Nigeria's military initially did not confirm or deny the abduction and Borno governor Kashim Shettima on Monday ordered an urgent probe, highlighting a recent reported abduction of at least 20 nomadic women from the same area.

Shettima said he was cautious because of subsequent counter-claims that the women had in fact moved elsewhere in the state as part of migration patterns among ethnic Fulani cattle breeders.

Omeri claimed that Shettima had established "that there were no sufficient facts on the alleged abduction", adding: "We hereby wish to state that based on available facts before us there was no abduction of 60 persons in Borno state."

Residents from Kummabza and the surrounding villages attacked over three days from last Thursday, however, said they could not understand the denial.

"This is happening. I can't understand why they would say that. It has been confirmed," one man, who asked for his name to be withheld, told AFP.

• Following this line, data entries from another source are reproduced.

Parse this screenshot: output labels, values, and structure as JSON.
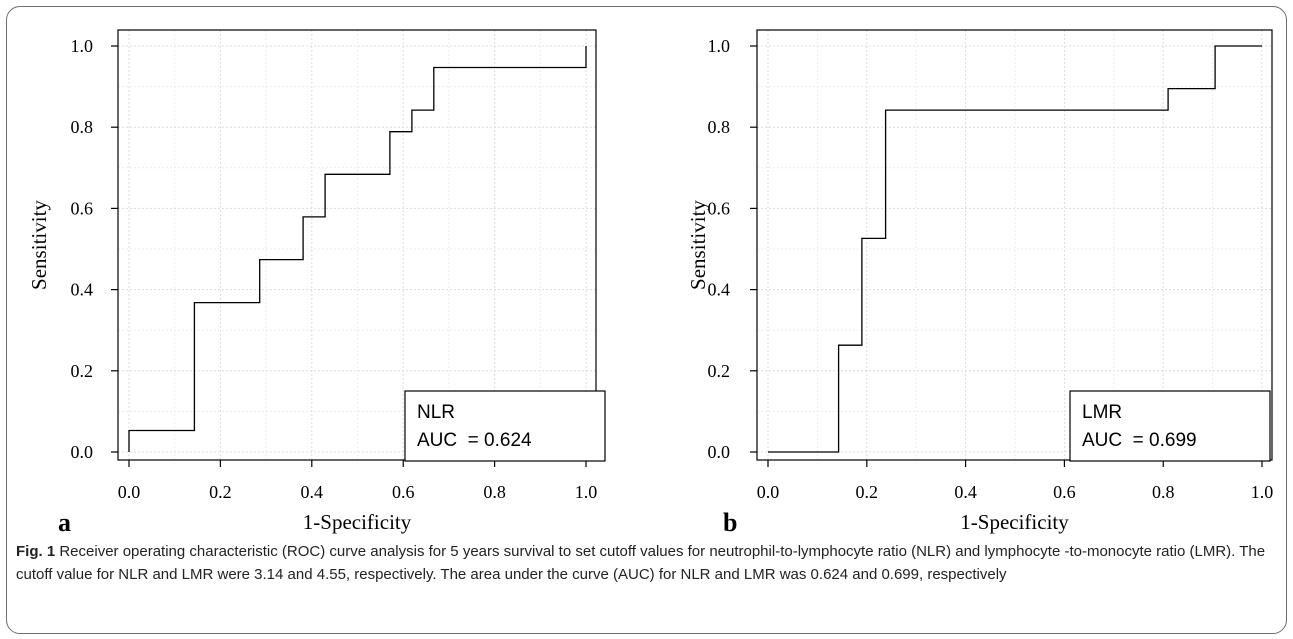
{
  "chart_data": [
    {
      "type": "line",
      "panel": "a",
      "xlabel": "1-Specificity",
      "ylabel": "Sensitivity",
      "xlim": [
        0,
        1
      ],
      "ylim": [
        0,
        1
      ],
      "xticks": [
        "0.0",
        "0.2",
        "0.4",
        "0.6",
        "0.8",
        "1.0"
      ],
      "yticks": [
        "0.0",
        "0.2",
        "0.4",
        "0.6",
        "0.8",
        "1.0"
      ],
      "grid": true,
      "legend": {
        "position": "bottom-right",
        "name": "NLR",
        "auc_text": "AUC  = 0.624"
      },
      "series": [
        {
          "name": "NLR",
          "x": [
            0.0,
            0.0,
            0.143,
            0.143,
            0.286,
            0.286,
            0.381,
            0.381,
            0.429,
            0.429,
            0.571,
            0.571,
            0.619,
            0.619,
            0.667,
            0.667,
            1.0,
            1.0
          ],
          "y": [
            0.0,
            0.053,
            0.053,
            0.368,
            0.368,
            0.474,
            0.474,
            0.579,
            0.579,
            0.684,
            0.684,
            0.789,
            0.789,
            0.842,
            0.842,
            0.947,
            0.947,
            1.0
          ]
        }
      ]
    },
    {
      "type": "line",
      "panel": "b",
      "xlabel": "1-Specificity",
      "ylabel": "Sensitivity",
      "xlim": [
        0,
        1
      ],
      "ylim": [
        0,
        1
      ],
      "xticks": [
        "0.0",
        "0.2",
        "0.4",
        "0.6",
        "0.8",
        "1.0"
      ],
      "yticks": [
        "0.0",
        "0.2",
        "0.4",
        "0.6",
        "0.8",
        "1.0"
      ],
      "grid": true,
      "legend": {
        "position": "bottom-right",
        "name": "LMR",
        "auc_text": "AUC  = 0.699"
      },
      "series": [
        {
          "name": "LMR",
          "x": [
            0.0,
            0.143,
            0.143,
            0.19,
            0.19,
            0.238,
            0.238,
            0.81,
            0.81,
            0.905,
            0.905,
            1.0
          ],
          "y": [
            0.0,
            0.0,
            0.263,
            0.263,
            0.526,
            0.526,
            0.842,
            0.842,
            0.895,
            0.895,
            1.0,
            1.0
          ]
        }
      ]
    }
  ],
  "caption": {
    "label": "Fig. 1",
    "text": " Receiver operating characteristic (ROC) curve analysis for 5 years survival to set cutoff values for neutrophil-to-lymphocyte ratio (NLR) and lymphocyte -to-monocyte ratio (LMR). The cutoff value for NLR and LMR were 3.14 and 4.55, respectively. The area under the curve (AUC) for NLR and LMR was 0.624 and 0.699, respectively"
  }
}
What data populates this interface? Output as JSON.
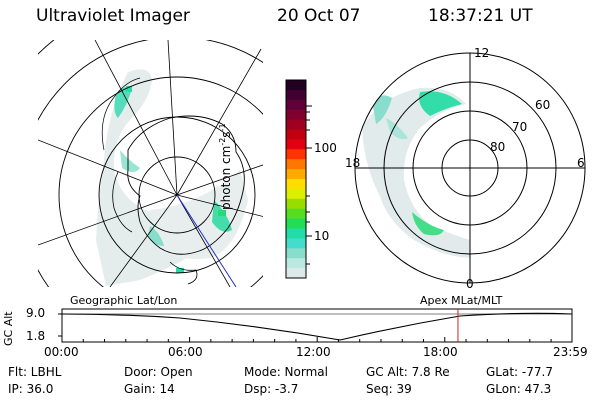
{
  "header": {
    "instrument": "Ultraviolet Imager",
    "date": "20 Oct 07",
    "time": "18:37:21 UT"
  },
  "colorbar": {
    "label": "photon cm",
    "exp1": "-2",
    "mid": "s",
    "exp2": "-1",
    "ticks": [
      "100",
      "10"
    ],
    "colors": [
      "#220022",
      "#400030",
      "#600038",
      "#800030",
      "#a00020",
      "#c00010",
      "#e00010",
      "#ff3300",
      "#ff7700",
      "#ffaa00",
      "#ffdd00",
      "#ddee00",
      "#99dd00",
      "#55dd22",
      "#22dd55",
      "#22ddaa",
      "#44ddcc",
      "#88ddcc",
      "#bbe8e0",
      "#dde8e8"
    ]
  },
  "polar": {
    "mlt_labels": {
      "top": "12",
      "left": "18",
      "right": "6",
      "bottom": "0"
    },
    "lat_labels": [
      "60",
      "70",
      "80"
    ]
  },
  "timeline": {
    "axis_label": "GC Alt",
    "y_ticks": [
      "9.0",
      "1.8"
    ],
    "left_caption": "Geographic Lat/Lon",
    "right_caption": "Apex  MLat/MLT",
    "x_ticks": [
      "00:00",
      "06:00",
      "12:00",
      "18:00",
      "23:59"
    ],
    "marker_hour": 18.62,
    "span_hours": 23.983
  },
  "info": {
    "flt": "Flt: LBHL",
    "ip": "IP: 36.0",
    "door": "Door: Open",
    "gain": "Gain: 14",
    "mode": "Mode: Normal",
    "dsp": "Dsp:   -3.7",
    "gcalt": "GC Alt: 7.8 Re",
    "seq": "Seq: 39",
    "glat": "GLat: -77.7",
    "glon": "GLon:  47.3"
  }
}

Establishing facts on the ground is notoriously difficult in northeast Nigeria, which has been hard hit by five years of violence at the hands of the heavily armed militant group.

Mobile phone networks have been downed and there are few functioning landlines, while travel between towns and villages is fraught with the danger of attack. Often news of attacks takes days to emerge.

Independent corroboration of claims is also hard to come by, with the police and security services also unable to move freely because of dangerous conditions.

Nigeria's government was heavily criticised for its slow response to the mass abduction by Boko Haram militants of more than 200 schoolgirls from the town of Chibok, also in Borno, on April 14, that triggered global outrage.

The military claimed in the days after the kidnapping that most of the girls had escaped, while President Goodluck Jonathan's wife, Patience, alleged that the abduction was a fabrication by her husband's political rivals to smear him.

The military's claim was soon retracted.

Police in Borno said that 276 girls were kidnapped and that 53 escaped in the days following the attack. On May 28, the authorities said that four more girls than previously thought had escaped, leaving 219 still held hostage.

The figures were confirmed in a report submitted to the government by a presidential fact-finding committee this week.